2D オブジェクトのレンダリングに対しても透視射影によってレンダリングすれば、2D オブジェクト自身の調整を意識する必要はありませんが、3D オブジェクトと 2D オブジェクトの配置の前後関係に配慮が必要な点は変わりません。3D オブジェクトによって 2D オブジェクトが隠れてしまうことが起こりえます。

6.5.3. 本体を傾けたときの対処

立体視表示を行っているときに、本体を手前や奥の方向への傾けてもあまり問題にはなりませんが、本体を左右に傾けたり回転させたりすると、LCD 面がユーザーと正対していないために立体視が困難になる可能性があります。

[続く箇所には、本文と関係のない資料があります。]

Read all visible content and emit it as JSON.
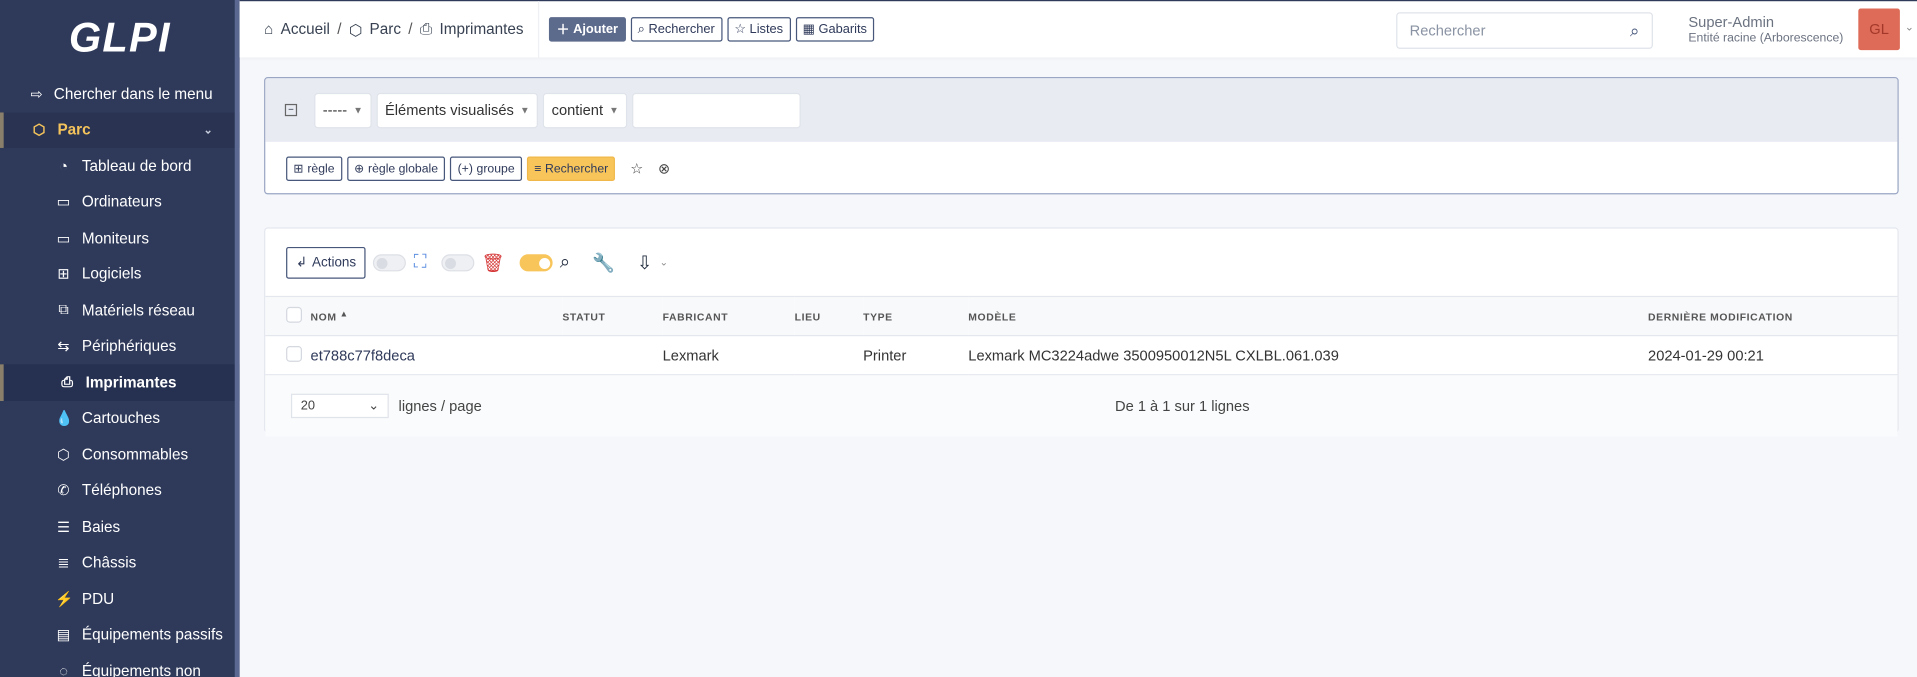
{
  "logo": "GLPI",
  "sidebar": {
    "search": "Chercher dans le menu",
    "section": "Parc",
    "items": [
      {
        "label": "Tableau de bord",
        "icon": "gauge-icon",
        "g": "◔"
      },
      {
        "label": "Ordinateurs",
        "icon": "laptop-icon",
        "g": "▭"
      },
      {
        "label": "Moniteurs",
        "icon": "monitor-icon",
        "g": "▭"
      },
      {
        "label": "Logiciels",
        "icon": "apps-icon",
        "g": "⊞"
      },
      {
        "label": "Matériels réseau",
        "icon": "network-icon",
        "g": "⧉"
      },
      {
        "label": "Périphériques",
        "icon": "usb-icon",
        "g": "⇆"
      },
      {
        "label": "Imprimantes",
        "icon": "printer-icon",
        "g": "⎙",
        "active": true
      },
      {
        "label": "Cartouches",
        "icon": "droplet-icon",
        "g": "💧"
      },
      {
        "label": "Consommables",
        "icon": "box-icon",
        "g": "⬡"
      },
      {
        "label": "Téléphones",
        "icon": "phone-icon",
        "g": "✆"
      },
      {
        "label": "Baies",
        "icon": "server-icon",
        "g": "☰"
      },
      {
        "label": "Châssis",
        "icon": "columns-icon",
        "g": "≣"
      },
      {
        "label": "PDU",
        "icon": "plug-icon",
        "g": "⚡"
      },
      {
        "label": "Équipements passifs",
        "icon": "rack-icon",
        "g": "▤"
      },
      {
        "label": "Équipements non",
        "icon": "device-icon",
        "g": "◌"
      }
    ]
  },
  "header": {
    "breadcrumb": [
      "Accueil",
      "Parc",
      "Imprimantes"
    ],
    "buttons": {
      "add": "Ajouter",
      "search": "Rechercher",
      "lists": "Listes",
      "templates": "Gabarits"
    },
    "search_placeholder": "Rechercher",
    "user": "Super-Admin",
    "entity": "Entité racine (Arborescence)",
    "avatar": "GL"
  },
  "search": {
    "field1": "-----",
    "field2": "Éléments visualisés",
    "operator": "contient",
    "value": "",
    "buttons": {
      "rule": "règle",
      "global_rule": "règle globale",
      "group": "groupe",
      "search": "Rechercher"
    }
  },
  "results": {
    "actions": "Actions",
    "columns": [
      "NOM",
      "STATUT",
      "FABRICANT",
      "LIEU",
      "TYPE",
      "MODÈLE",
      "DERNIÈRE MODIFICATION"
    ],
    "rows": [
      [
        "et788c77f8deca",
        "",
        "Lexmark",
        "",
        "Printer",
        "Lexmark MC3224adwe 3500950012N5L CXLBL.061.039",
        "2024-01-29 00:21"
      ]
    ],
    "page_size": "20",
    "per_page_label": "lignes / page",
    "count": "De 1 à 1 sur 1 lignes"
  }
}
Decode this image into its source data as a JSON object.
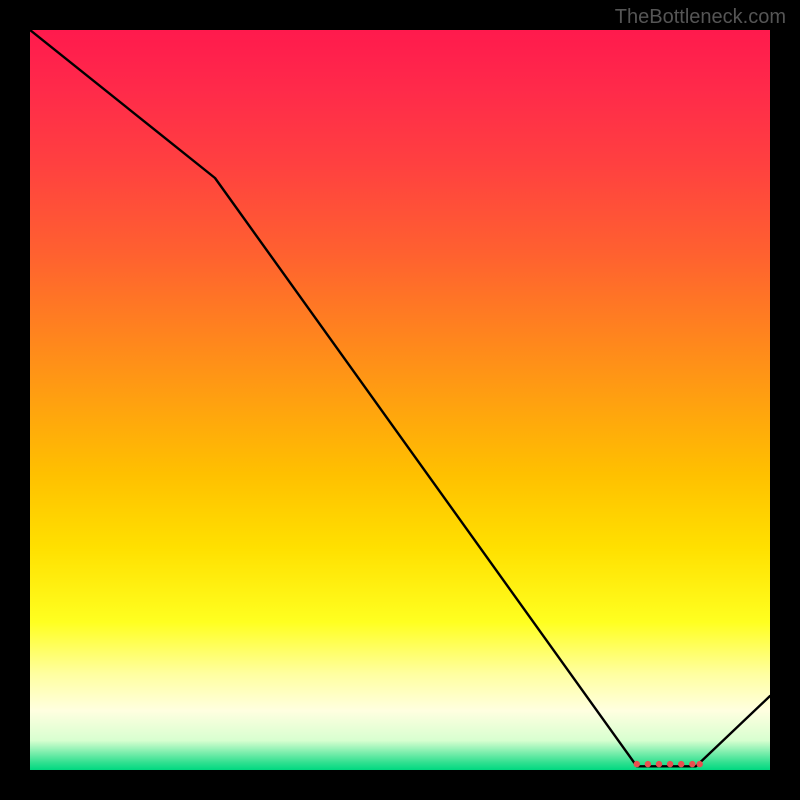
{
  "watermark": "TheBottleneck.com",
  "chart_data": {
    "type": "line",
    "title": "",
    "xlabel": "",
    "ylabel": "",
    "xlim": [
      0,
      100
    ],
    "ylim": [
      0,
      100
    ],
    "series": [
      {
        "name": "curve",
        "x": [
          0,
          25,
          82,
          90,
          100
        ],
        "y": [
          100,
          80,
          0.5,
          0.5,
          10
        ]
      }
    ],
    "markers": {
      "name": "flat-segment-dots",
      "x": [
        82,
        83.5,
        85,
        86.5,
        88,
        89.5,
        90.5
      ],
      "y": [
        0.8,
        0.8,
        0.8,
        0.8,
        0.8,
        0.8,
        0.8
      ]
    },
    "gradient_stops": [
      {
        "pos": 0.0,
        "color": "#ff1a4d"
      },
      {
        "pos": 0.5,
        "color": "#ffa010"
      },
      {
        "pos": 0.8,
        "color": "#ffff20"
      },
      {
        "pos": 0.99,
        "color": "#30e090"
      },
      {
        "pos": 1.0,
        "color": "#00d880"
      }
    ]
  }
}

この問題への対処として、本体に内蔵されている「顔シューティング」ではジャイロセンサーで本体が傾いているかどうかを判断し、本体が傾いていることを検出したときに立体具合の調整係数が弱くなる(立体視の強度を下げる)ように実装されています。動きの激しいアクションゲームなどで立体視表示を行う場合は、ジャイロセンサーで本体の傾きを検知して立体視の強度を調整することを推奨します。

6.5.4. 表示モードで立体視表示を無効にしたときの注意点

アプリケーションが nngxSetDisplayMode(NN_GX_DISPLAYMODE_NORMAL) で立体視表示を無効にしていても、nn::ulcd::CalculateMatrices() は 3D ボリュームに連動した値を返します。そのため、ULCD ライブラリで計算された行列をそのまま表示に使用していると、3D ランプが消えている状態でも、上画面の表示が 3D ボリュームに連動して変化してしまいます。

nngxSetDisplayMode() で立体視表示を無効にしているときは CalculateMatrices() を使用しないか、factor に 0.0 を渡してください。

この現象は「6.2.7. 立体視表示の無効化について」のように強制的に立体視表示が無効化されるときには起こりません。